Happy New Year, everyone!
I’m excited about the New Year; 2010 ended on the upbeat for me and I have great plans to keep the Big Mo rolling. I don’t particularly remember what my plans and resolutions were for 2010 but I know writing my first novel certainly was definitely not one of them. Given that, it’s quite obvious that publishing my first novel in the same year wasn’t even a twinkle in my eye.
Hmmm…. is that an old expression best reserved for references to making babies? Twinkle in the eye? To hell with it, I’m using it because… well, because I’m too lazy right now to go back and change it. I have things to do and a ham to cook.
My friend and fellow author Kathleen Valentine wrote in Facebook today that her home is filled with the smell of sauerkraut. That sure wouldn’t be anything that tickles my culinary fancy or tugs at my heartstrings but then I saw other folks responded to her post, all saying they were doing the same. I’m from Chicago and that’s a city rich in cultural holiday traditions but I never heard about the sauerkraut tradition before… not even from my Polish sister-in-law or any of my German friends. And just to layer on my cultural bona fides, let me add my novel is so ethnic in various spots that I can boast I have a character in January Moon named Stanley Poiczyvoyczkym (Py-chee-voy-kim, which is something like “Smith” in Chicago). How many people can boast that?
Kathleen is from Pennsylvania and I asked her if eating sauerkraut was a family tradition on New Year’s Day. Kathleen said it was and that she ate it every New Year’s Day of her life. I’ll quote her further:
“My mother would roll over in her grave if we didn’t eat sauerkraut on New Year’s Day. When I lived in Texas my ex always had to have black-eyed peas and I always had sauerkraut. It made for an interesting meal.”
Now I’m not stupid; I know if Pennsylvania is a nation removed from Chicago (which it is, trust me) that Texas is in a whole other galaxy — so I’m not going to claim any surprise about what they do in the Lone Star state. Frankly, nothing coming out of Texas could surprise me. (See, if I had a publicist she’d be apoplectic right about now: “Oh my God! Now how the hell are we going to sell your books in Texas!?” Is this one of the benefits of being indie? Naw, it’s probably one of the downsides – you know, that I don’t have someone running herd on me.)
So, anyway, this started me thinking about the New Year’s traditions – which were really superstitions — in my own family.

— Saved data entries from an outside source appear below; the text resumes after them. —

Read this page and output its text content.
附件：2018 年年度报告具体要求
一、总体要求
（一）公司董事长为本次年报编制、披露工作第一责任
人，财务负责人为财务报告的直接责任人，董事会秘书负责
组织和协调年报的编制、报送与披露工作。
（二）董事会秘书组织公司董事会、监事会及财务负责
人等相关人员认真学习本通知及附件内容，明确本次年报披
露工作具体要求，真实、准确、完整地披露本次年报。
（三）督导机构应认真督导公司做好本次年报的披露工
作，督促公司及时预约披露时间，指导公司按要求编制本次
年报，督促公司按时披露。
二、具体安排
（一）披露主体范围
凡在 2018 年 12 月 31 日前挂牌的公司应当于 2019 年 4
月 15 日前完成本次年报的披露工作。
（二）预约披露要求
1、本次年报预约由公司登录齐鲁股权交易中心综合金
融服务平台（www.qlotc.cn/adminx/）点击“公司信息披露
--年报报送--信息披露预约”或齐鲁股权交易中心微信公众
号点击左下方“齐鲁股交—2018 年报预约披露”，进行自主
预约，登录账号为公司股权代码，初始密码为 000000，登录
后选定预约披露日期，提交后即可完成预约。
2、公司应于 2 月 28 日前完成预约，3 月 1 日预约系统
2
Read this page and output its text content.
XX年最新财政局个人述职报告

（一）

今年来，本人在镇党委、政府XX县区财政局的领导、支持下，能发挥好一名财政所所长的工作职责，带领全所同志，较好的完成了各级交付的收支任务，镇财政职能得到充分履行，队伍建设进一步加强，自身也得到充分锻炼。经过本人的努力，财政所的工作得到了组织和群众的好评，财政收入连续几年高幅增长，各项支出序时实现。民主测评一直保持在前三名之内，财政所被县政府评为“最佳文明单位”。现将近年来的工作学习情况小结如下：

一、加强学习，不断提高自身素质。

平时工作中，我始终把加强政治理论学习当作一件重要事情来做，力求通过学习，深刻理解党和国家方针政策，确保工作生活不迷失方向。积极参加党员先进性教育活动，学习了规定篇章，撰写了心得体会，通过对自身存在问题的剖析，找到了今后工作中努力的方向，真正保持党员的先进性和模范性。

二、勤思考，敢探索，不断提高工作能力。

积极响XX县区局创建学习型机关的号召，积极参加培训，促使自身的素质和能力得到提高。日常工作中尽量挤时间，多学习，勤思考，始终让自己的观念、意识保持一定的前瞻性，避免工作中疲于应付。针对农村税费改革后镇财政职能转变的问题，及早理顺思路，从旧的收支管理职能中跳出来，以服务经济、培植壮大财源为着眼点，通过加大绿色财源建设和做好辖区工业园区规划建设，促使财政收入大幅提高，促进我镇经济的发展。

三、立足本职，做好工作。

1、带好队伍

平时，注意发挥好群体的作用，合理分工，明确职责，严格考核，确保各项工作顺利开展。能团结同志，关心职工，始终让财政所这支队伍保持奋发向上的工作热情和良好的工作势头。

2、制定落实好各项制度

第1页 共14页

My father insisted we eat herring on New Year’s Eve. It was supposed to assure good health. He never claimed this was an Irish tradition and we weren’t Norwegian, so I have no idea why he labored under such burden but eat herring we did. My mother always insisted it was good luck to have a tall man with dark hair be the first person to cross our threshold New Year’s Day. Specifically, it would keep us safe. She and my aunts and grandmother always said this was an Irish custom. If the right sort of man didn’t seem forthcoming my mother solved the problem (thus preserving our family) by shoving my dad out the back door and making him re-enter through the front. Being over 6’ tall and at least originally in possession of dark hair, he did nicely in a pinch. I can’t imagine why such a tradition/superstition ever arose in Ireland except that maybe the place was overflowing with short, red-haired men, thus making the tall ones with dark hair seem more “lucky” to find — like pots o’gold and leprechauns.
Ya’ think? Your guess is as good as mine.
Then there’s my Bohemian mother-in-law who makes everyone in the family put money (coins) in the window wells. This, she assures us with great solemnity, guarantees prosperity (not that any of us have ever really seen any, mind you).
What do I do?
Well, here’s how it’s worked for me: first, I always feed the herring to the cats and they feel prosperous, then I double bolt the doors to make sure no strange men of any hair color sneak in and this makes me feel safe and, finally, I’ve decided to keep my hard-working Bohemian husband because he always seems to have a few coins in his pockets and that means I don’t need to worry about the windows.
Did I mention that I’m feeling pretty smug with myself lately?
Unfortunately, as much as I’d like to continue the conversation, I have to cut it short… if I don’t cook that ham I first mentioned I’m afraid my legs might grow together.